A coordinate bond, also referred to as a dative covalent bond, is a type of chemical bond where both electrons in the bond originate from the same atom. This is different from a typical covalent bond, where each atom provides one electron.
A coordinate bond forms when a ligand donates a pair of electrons to an empty orbital of a central metal atom or ion. This bond is crucial in complex formation.

Key characteristics include:

• Involvement of electron pair donation from a ligand to a metal center.
• Common in transition metal complexes.
• Often denoted with an arrow (→) pointing from the donor atom to the acceptor atom.

Understanding coordinate bonds helps explain why certain species can act as ligands, emphasizing the importance of electron pair availability.

In chemistry, electron pair donation refers to the process by which a molecule or ion provides a pair of electrons to an electron-deficient species, thereby forming a bond.
This donation is essential for the formation of coordinate bonds, as it allows ligands to attach to metal centers.

Important points include:

• Electron-rich species, like ligands, typically have lone pairs available.
• Electron donation leads to complex formation in coordination chemistry.
• This concept is vital to understanding the reactivity and bonding capabilities of ligands.

By grasping electron pair donation, we can determine which species can act as ligands and understand their role in coordination compounds.
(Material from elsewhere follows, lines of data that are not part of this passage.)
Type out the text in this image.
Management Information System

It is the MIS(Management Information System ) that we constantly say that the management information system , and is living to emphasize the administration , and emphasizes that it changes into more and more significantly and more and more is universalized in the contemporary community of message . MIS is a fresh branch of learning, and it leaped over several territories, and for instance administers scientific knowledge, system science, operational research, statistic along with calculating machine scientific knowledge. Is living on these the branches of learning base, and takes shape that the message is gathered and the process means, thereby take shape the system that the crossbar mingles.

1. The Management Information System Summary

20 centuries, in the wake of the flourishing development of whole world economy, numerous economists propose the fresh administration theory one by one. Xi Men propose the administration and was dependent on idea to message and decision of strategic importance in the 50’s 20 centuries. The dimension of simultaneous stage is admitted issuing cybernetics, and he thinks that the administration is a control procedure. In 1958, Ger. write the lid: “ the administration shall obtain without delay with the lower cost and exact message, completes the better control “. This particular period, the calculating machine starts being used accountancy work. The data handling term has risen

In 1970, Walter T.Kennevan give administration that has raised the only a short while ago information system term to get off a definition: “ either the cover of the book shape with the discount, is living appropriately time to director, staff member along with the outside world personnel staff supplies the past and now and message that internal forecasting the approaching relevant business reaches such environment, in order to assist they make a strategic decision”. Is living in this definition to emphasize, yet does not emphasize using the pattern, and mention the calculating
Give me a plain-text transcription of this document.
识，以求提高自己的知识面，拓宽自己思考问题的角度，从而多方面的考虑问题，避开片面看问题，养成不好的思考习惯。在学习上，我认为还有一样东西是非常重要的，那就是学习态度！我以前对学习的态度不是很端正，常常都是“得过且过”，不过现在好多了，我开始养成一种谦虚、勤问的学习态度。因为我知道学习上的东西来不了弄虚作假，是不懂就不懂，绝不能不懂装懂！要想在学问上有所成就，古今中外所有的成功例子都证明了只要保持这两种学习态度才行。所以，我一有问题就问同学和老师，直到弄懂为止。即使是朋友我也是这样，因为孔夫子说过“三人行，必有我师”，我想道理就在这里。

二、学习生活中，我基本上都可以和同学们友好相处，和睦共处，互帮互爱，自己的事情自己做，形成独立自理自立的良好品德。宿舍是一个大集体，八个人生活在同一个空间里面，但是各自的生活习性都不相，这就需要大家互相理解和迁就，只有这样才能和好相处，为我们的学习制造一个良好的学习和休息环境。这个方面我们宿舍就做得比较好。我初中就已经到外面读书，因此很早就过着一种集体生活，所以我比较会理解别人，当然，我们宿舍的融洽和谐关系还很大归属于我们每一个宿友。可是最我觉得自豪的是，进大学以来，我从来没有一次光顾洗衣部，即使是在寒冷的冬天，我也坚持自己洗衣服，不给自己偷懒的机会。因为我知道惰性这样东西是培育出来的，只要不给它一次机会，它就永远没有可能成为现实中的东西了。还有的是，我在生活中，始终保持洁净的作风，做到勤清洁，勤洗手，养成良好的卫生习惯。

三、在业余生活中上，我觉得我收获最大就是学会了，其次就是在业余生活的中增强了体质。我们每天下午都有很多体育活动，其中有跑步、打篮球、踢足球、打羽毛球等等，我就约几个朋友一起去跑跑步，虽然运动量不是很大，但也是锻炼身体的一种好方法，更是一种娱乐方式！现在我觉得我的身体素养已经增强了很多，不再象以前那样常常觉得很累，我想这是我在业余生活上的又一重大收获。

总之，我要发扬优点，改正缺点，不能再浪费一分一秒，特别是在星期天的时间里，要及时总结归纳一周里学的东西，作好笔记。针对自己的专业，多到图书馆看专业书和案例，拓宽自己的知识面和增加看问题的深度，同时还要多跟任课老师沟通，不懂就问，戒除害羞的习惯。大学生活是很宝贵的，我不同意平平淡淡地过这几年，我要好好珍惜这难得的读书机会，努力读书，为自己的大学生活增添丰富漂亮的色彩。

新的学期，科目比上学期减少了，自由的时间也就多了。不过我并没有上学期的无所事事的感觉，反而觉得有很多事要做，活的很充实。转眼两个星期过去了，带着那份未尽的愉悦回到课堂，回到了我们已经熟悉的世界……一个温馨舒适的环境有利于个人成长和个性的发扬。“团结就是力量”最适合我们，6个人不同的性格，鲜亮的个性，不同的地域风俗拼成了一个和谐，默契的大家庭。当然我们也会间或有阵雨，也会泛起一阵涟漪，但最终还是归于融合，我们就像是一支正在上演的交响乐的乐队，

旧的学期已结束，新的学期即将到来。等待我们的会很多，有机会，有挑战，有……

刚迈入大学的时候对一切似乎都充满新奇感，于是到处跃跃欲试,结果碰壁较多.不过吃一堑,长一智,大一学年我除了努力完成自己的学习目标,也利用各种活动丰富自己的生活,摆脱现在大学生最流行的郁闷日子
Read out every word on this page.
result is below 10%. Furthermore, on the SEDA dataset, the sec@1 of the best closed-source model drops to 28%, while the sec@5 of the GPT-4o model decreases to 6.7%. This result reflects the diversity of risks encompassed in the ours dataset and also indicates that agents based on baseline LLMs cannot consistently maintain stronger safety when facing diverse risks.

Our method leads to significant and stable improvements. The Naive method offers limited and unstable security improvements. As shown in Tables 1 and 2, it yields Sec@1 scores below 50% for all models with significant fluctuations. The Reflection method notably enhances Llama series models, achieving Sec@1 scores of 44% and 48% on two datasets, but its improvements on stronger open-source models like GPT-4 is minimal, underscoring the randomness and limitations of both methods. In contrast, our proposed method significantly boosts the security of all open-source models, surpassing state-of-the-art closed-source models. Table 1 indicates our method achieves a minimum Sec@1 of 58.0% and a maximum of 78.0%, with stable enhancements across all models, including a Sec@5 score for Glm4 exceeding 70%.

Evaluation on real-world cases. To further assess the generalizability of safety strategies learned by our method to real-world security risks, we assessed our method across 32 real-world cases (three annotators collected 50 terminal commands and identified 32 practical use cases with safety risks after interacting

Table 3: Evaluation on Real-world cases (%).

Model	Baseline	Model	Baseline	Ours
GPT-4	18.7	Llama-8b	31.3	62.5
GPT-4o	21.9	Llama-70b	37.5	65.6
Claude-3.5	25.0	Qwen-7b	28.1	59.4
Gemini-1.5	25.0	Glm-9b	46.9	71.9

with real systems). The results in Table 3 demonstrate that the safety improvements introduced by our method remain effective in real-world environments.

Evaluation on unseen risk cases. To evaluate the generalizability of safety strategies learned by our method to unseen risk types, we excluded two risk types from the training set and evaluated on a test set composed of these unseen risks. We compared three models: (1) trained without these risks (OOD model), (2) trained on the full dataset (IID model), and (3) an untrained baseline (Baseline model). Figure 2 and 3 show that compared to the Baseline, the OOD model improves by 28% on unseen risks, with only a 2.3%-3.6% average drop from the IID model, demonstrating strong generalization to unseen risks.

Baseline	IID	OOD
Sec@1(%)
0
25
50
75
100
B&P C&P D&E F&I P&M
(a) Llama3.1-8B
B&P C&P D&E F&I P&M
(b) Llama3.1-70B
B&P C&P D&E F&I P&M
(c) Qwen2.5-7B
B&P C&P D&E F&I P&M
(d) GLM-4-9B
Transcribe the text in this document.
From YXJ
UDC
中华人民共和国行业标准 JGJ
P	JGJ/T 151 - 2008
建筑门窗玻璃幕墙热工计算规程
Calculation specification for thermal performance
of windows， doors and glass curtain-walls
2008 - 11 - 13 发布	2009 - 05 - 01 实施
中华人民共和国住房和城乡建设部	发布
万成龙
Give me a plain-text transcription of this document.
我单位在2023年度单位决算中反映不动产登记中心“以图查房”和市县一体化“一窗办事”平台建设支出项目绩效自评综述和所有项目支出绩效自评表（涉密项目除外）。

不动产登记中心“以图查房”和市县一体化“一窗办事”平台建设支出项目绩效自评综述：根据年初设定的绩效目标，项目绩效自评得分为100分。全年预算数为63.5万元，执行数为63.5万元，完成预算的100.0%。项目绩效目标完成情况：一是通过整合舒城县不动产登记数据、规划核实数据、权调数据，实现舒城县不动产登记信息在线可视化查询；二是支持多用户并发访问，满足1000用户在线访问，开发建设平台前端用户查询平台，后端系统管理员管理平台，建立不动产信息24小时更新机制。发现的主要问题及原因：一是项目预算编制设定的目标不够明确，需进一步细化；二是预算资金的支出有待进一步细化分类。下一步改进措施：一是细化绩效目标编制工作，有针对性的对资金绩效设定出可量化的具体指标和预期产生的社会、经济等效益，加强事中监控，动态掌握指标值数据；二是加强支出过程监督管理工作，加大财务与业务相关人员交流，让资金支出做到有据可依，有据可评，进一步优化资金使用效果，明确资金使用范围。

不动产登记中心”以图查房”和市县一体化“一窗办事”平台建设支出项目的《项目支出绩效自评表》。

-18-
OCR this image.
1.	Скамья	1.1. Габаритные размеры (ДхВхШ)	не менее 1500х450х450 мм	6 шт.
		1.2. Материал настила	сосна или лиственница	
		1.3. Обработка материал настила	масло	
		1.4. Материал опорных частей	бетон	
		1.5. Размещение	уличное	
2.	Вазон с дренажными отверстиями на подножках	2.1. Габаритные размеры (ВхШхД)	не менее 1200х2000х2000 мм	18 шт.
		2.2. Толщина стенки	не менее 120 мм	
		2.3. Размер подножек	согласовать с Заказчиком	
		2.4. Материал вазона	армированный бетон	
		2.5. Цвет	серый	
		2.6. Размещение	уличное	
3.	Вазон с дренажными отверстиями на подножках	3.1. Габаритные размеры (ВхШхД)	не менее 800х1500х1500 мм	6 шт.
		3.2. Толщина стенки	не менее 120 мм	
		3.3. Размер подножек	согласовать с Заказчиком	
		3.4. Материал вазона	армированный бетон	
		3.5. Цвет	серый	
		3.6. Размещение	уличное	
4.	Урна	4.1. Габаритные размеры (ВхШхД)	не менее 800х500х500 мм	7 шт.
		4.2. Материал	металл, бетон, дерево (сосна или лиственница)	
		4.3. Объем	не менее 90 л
The ammonium ion, \(\mathrm{NH}_{4}^{+}\), is a positively charged ion with no lone electron pairs.
This ion forms by the protonation of ammonia, involving the donation of a hydrogen ion (H⁺).

Key features include:

• Has a tetrahedral geometry with four hydrogen atoms bonded to nitrogen.
• Lacks lone pairs on nitrogen, making it unable to form coordinate bonds.
• Positively charged, denoted as \(\mathrm{NH}_{4}^{+}\).

This absence of lone electron pairs is what prevents \(\mathrm{NH}_{4}^{+}\) from acting as a ligand, distinguishing it from other nitrogen-based species.

Lone electron pairs are pairs of valence electrons not involved in bonding.
These pairs are crucial in determining the ability of molecules or ions to participate in forming coordinate bonds.

Characteristics include:

• Located on atoms like nitrogen, oxygen, and halogens.
• Can be donated to electron-deficient species, forming a bond.
• Essential for the behavior of molecules in chemical reactions.

The presence of lone electron pairs in molecules like \(\mathrm{NH}_3\) and \(\mathrm{NH}_{2}^{-}\) allows them to act as ligands, unlike \(\mathrm{NH}_{4}^{+}\), which lacks such pairs.